Female Friend 2: "Yea. She was living as a male at the time, but I guess in reality she was my girlfriend. But she played the relationship role of a boyfriend with me."

Okay, I get it, never use the old male name or male pronouns in regards to you, but I have a question: Nikki, what happens if I slip up? Because you know, I've known you as your male name and used male pronouns for a long time, as in 20 years or so.

A solid question. Politely, and quickly correct yourself. Don't make a big deal of it. But don't think you should not correct yourself. It is insanely difficult for me to come out to this world which happens to be so hateful and fearful of me, and it was insanely difficult for me to accept this biology I was given. If you want to be a real friend of mine, please put in that effort to see and accept the real me.

Conversation 3:

Nikki to Friend 1: "Want to play a video game?"
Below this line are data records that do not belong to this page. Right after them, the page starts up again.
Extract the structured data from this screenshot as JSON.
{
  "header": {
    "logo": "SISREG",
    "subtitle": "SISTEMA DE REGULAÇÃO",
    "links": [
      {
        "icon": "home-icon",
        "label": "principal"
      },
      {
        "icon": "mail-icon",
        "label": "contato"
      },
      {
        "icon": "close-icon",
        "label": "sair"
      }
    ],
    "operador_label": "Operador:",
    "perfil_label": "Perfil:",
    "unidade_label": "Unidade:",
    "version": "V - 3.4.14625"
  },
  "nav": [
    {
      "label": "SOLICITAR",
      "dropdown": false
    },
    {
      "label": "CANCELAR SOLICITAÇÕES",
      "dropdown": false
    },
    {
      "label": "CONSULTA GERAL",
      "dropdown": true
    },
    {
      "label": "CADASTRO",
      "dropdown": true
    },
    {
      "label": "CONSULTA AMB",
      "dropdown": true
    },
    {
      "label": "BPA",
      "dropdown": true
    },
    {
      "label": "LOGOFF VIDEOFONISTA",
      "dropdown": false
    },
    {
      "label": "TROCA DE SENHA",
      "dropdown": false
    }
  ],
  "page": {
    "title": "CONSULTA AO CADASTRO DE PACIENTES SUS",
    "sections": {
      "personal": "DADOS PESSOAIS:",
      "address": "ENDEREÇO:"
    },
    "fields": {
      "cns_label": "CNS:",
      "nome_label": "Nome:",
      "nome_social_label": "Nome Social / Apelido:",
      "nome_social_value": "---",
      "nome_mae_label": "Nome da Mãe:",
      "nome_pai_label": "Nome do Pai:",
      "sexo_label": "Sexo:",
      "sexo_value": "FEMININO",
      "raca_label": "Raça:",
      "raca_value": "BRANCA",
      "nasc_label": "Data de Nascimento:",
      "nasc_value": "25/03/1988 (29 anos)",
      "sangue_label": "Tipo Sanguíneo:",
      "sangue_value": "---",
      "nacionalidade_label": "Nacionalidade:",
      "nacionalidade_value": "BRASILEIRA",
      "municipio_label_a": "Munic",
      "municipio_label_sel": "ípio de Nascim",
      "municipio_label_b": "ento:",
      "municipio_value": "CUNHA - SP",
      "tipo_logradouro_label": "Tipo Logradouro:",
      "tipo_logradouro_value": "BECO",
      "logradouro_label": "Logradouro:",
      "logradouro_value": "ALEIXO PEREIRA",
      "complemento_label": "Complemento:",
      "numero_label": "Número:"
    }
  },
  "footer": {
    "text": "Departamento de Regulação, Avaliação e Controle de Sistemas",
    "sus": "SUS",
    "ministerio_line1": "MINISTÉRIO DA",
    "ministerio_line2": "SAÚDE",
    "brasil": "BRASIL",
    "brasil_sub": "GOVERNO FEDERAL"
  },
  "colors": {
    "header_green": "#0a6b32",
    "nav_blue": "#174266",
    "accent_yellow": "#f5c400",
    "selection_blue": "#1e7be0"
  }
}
Friend 2: "Watch out, he'll kick your ass. Sorry. She'll kick your ass."

It may take you a handful of times of correcting yourself politely with me (or another trans person) but you'll get it, and we do understand that you have been conditioned to see us that way. But that said, real friends, and people who really accept and support us, do take the time to correct themselves and change the way they were conditioned.
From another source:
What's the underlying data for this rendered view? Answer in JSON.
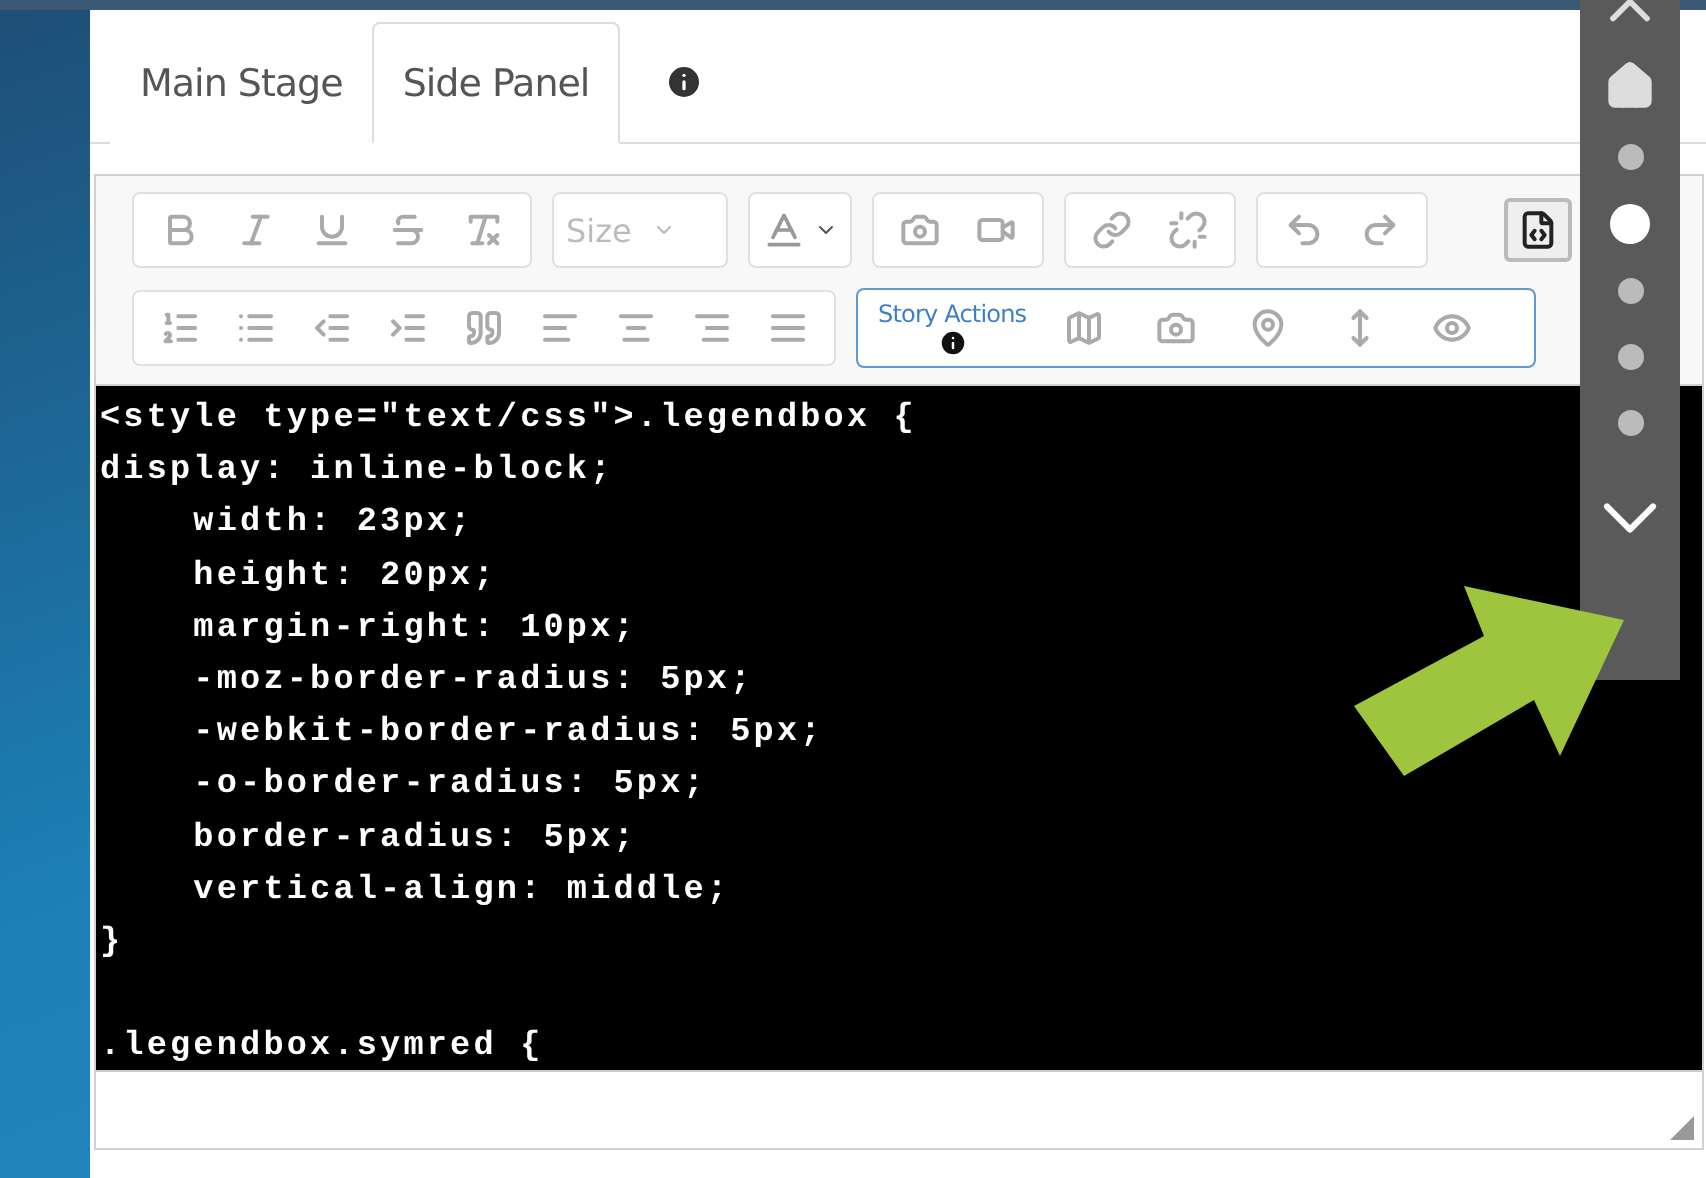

I'm not asking you to forget my past with you. I'm asking you to see my past for what it really was with the information I'm giving you. I was born male body~ish - who knows if I'm intersex - and I was raised a boy despite me originally not wanting to be so; I tried my best to live as a man for you and society in general, but it ate me alive inside everyday of my entire life. Those final crossroads of do or die came and went, and I went on, but that meant coming out of my deep denial and self-hatred. I can't and won't hide from you the fact I am changing my biological sex from being male to female. My neurological sex now aligns with my physical (hormonal) sex.

I've hid from you my entire life, because of the way I saw my kind treated by society when I was young, and often we're still treated poorly today. In the past, many of us, most of us probably, at this point in our lives where I am in transition would cut out everyone from our past - family and friends. We then would go on to live new lives with made up histories so that we would not be harassed, raped, tortured, or killed by society. Thankfully, the days when trans people had to hide among you have mostly passed, but that doesn't mean it is easy yet, because we're still getting harassed, raped, tortured and killed - with alarming statistics.


To really accept me and my community is more than lip service, more than a head node. It is when you see your good friend making transphobic comments, it means for you to step in and say, "that's not cool." It is to stand up to people who are bullying one of us. That's not easy to do, but neither is being us. And neither is being an ally. That said, those who want to carry badges of allies, of supporters, you actually do a disservice by saying so and then doing nothing. So if you see hate, please stand up against it.

There you go, lesson one. This is the most important information. This is the first information you should have been taught in school at an early age about all transgender/ transsexual people. It is the bare bones knowledge and the bare minimum human dignity to be given to us as fellow human beings.